The Thrombosis Research Institute, London, UK (registered charity number, 800365) was established in 1989, with the backing of the then UK Prime Minister, Margaret Thatcher, specifically to conduct research into cardiovascular disease (of the heart and blood vessels), a major cause of death and disability throughout the world.
The institute contributes to an independent research programme under the direction of our leadership team and Board of Trustees.
Our thrombosis research related to the early detection, prevention and treatment of post-operative venous thromboembolism (VTE) was started in 1965 with a staff group of two. Work conducted in 1969 by the Institute’s Founder, Professor Vijay Kakkar, describing the natural history of deep vein thrombosis (DVT) in surgical patients was among the first to identify the magnitude of this now widely recognised problem. By describing the cause and effect of VTE, he demonstrated for the first time the extent of the problem and the impact for surgical patients of pulmonary embolism (PE).
Professor Kakkar then pioneered new methods for its detection, prevention and treatment. In the early 1970s, he established that DVT / PE could be prevented in surgical patients by using a fixed low dose of heparin. In 1975, a major mortality outcome study ‘The International Multicentre Trial’ (Kakkar W, et al. 1975 Prevention of fatal postoperative pulmonary embolism by low doses of heparin. Lancet, 306: 45-64) validated his original research into the prevention of peri- and post-operative death from PE. This trial, considered the seminal work in the field, found that heparin prophylaxis reduces death from PE, saving seven lives for every 1,000 operated patients.

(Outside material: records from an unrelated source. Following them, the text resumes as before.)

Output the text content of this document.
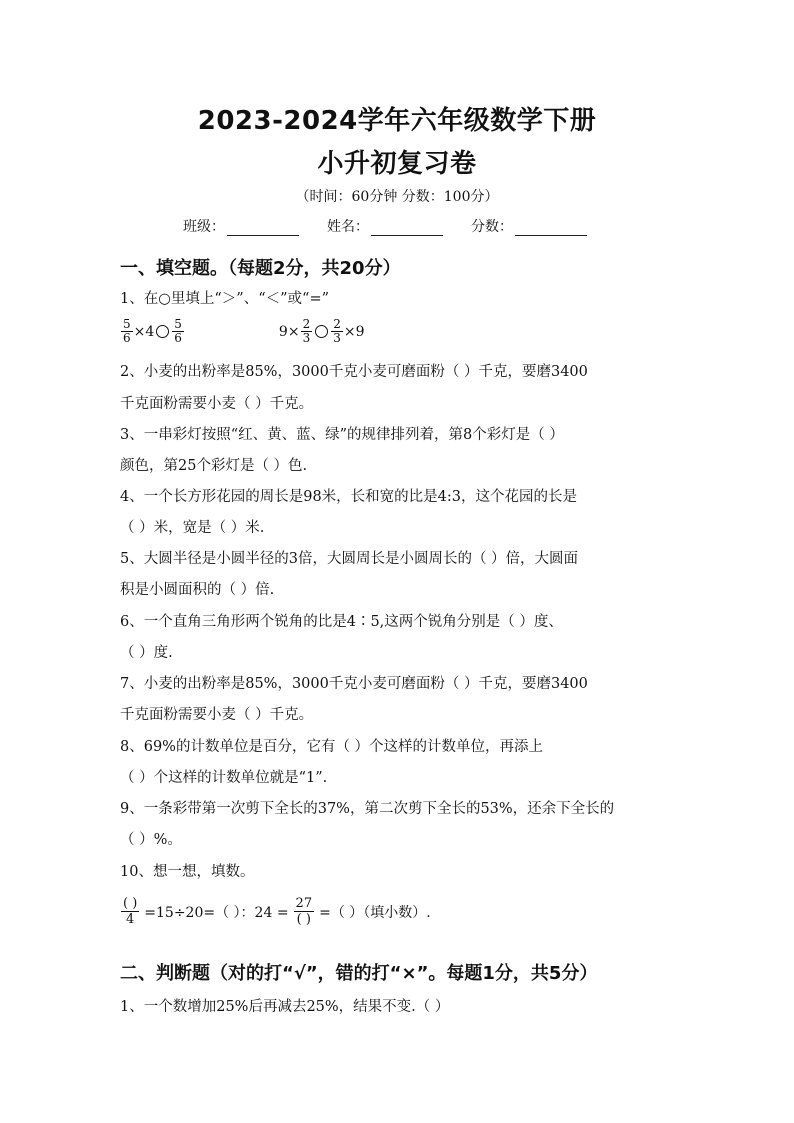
2023-2024学年六年级数学下册
小升初复习卷
（时间：60分钟 分数：100分）
班级：	姓名：	分数：
一、填空题。（每题2分，共20分）
1、在○里填上“＞”、“＜”或“=”
$\frac{5}{6} \times 4 \frac{5}{6}$	$9\times \frac{2}{3} \frac{2}{3} \times 9$
2、小麦的出粉率是85%，3000千克小麦可磨面粉（ ）千克，要磨3400
千克面粉需要小麦（ ）千克。
3、一串彩灯按照“红、黄、蓝、绿”的规律排列着，第8个彩灯是（ ）
颜色，第25个彩灯是（ ）色.
4、一个长方形花园的周长是98米，长和宽的比是4:3，这个花园的长是
（ ）米，宽是（ ）米.
5、大圆半径是小圆半径的3倍，大圆周长是小圆周长的（ ）倍，大圆面
积是小圆面积的（ ）倍.
6、一个直角三角形两个锐角的比是4∶5,这两个锐角分别是（ ）度、
（ ）度.
7、小麦的出粉率是85%，3000千克小麦可磨面粉（ ）千克，要磨3400
千克面粉需要小麦（ ）千克。
8、69%的计数单位是百分，它有（ ）个这样的计数单位，再添上
（ ）个这样的计数单位就是“1”.
9、一条彩带第一次剪下全长的37%，第二次剪下全长的53%，还余下全长的
（ ）%。
10、想一想，填数。
$\frac{( )}{4} =15\div 20=$（ ）：$24 = \frac{27}{( )}$ =（ ）（填小数）.
二、判断题（对的打“√”，错的打“×”。每题1分，共5分）
1、一个数增加25%后再减去25%，结果不变.（ ）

In 1982, he published the first clinical evaluation of low molecular weight heparin (LMWH) in the prevention of DVT. Since then, a continuous programme of basic and clinical research has further evaluated these agents for the prevention of both arterial and venous thromboembolism, helping to establish LMWH as a gold standard for antithrombotic therapy over several decades. These methods are now used throughout the world and have resulted in the near eradication of deaths due to thrombosis in high risk patients undergoing major surgery, saving approximately 300,000 lives per year worldwide.
Remarkably, the TRI consistently exceeds all expectations of what an institute with limited resources can offer genuinely leading research worldwide and driving through bold innovations.